Readers will encounter many chapters about Ellen's radio and television work for the BBC: first, with the radio program Rock On, and as a stand-in for star DJ John Peel; later, on the screen, as a host of The (Old Grey) Whistle Test. On July 13, 1985 Ellen co-hosts the mega concert broadcast of Live Aid.

There's a point I want to make here: a competent and versatile critic, Ellen is not a "soloist", or a "stylist" whose prose one "gets" after just a few lines; he's more a writer at the service of the music, involved and sincere - so his enthusiasm reads authentic - also quite open-minded when it comes to appreciating different music "genres"; those are qualities that - while they make it quite unlikely that an anthology of his writings will appear - make him a perfect "team player", also an ideal candidate to be a magazine editor.

This, in fact, is the role played by Ellen for UK magazines that are now part of the history of music journalism: Smash Hits (1983), Q (1986), Select (1991), and Mojo (1993), as monthlies that went hand-in-hand with video, the reinvention of "Classic Rock" in the "CD age", a fresh period of "new music", and the "back to classicism" in the age of the "big box". (There's also the reinvention of the Brit Awards, as a bastion of "quality on a mass basis".)

Then disaster occurs, with the Internet, free illegal downloading, and the multiplication of sources that makes the very idea of a "quality industry" an impossibility. (Just compare those 270.000 copies sold by Q in its best period to the 50.000 copies sold now by such magazines as Q, Mojo, and Uncut, others selling a lot less.)

Here Mark Ellen is a clear-eyed witness, those problems on a large scale being made even worse by specific mistakes. And so Ellen is "made redundant" by the EMAP conglomerate, where he occupied a top post and supervised many magazines. It's January 14, 2000.
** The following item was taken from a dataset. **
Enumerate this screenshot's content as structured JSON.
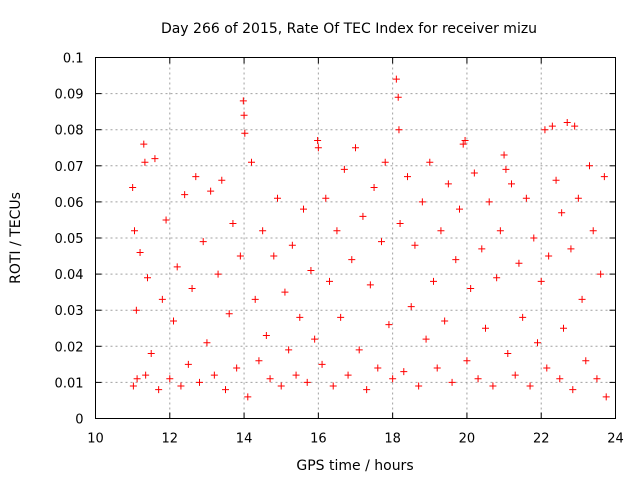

It was at this point that Ellen and other brave men and women decided to start what I think was the last music paper magazine founded in the Internet age: Word, which later became The Word. I remember quite well the articles appearing in the daily newspapers celebrating this audacious adventure, though I have to admit I never imagined mousetraps were used in the newsroom. I clearly remember the cover of issue #1 (Nick Cave); my amazement when I noticed there was no CD attached to the magazine cover; my amazement when - later - I saw a CD attached to the magazine cover; and a very difficult commercial journey, which started in 2002 and stopped nine years later. They fought to the last, created a Podcast, but - alas - there was nothing they could do.

The last chapters of this book see Ellen, now a freelancer, audition in order to interview Lady Gaga, and fly on that plane in order to write a piece about Rihanna's tour. Those chapters feature quite surreal episodes, which I won't reveal. Here Ellen compares the degree of access available to the music press, then and now.

The book also features some fine pictures.

What's the moral of this story? Maybe the importance of keeping one's faith even when confronted with great difficulties. Maybe the irrational hope that the laziness of the majority won't make it all useless.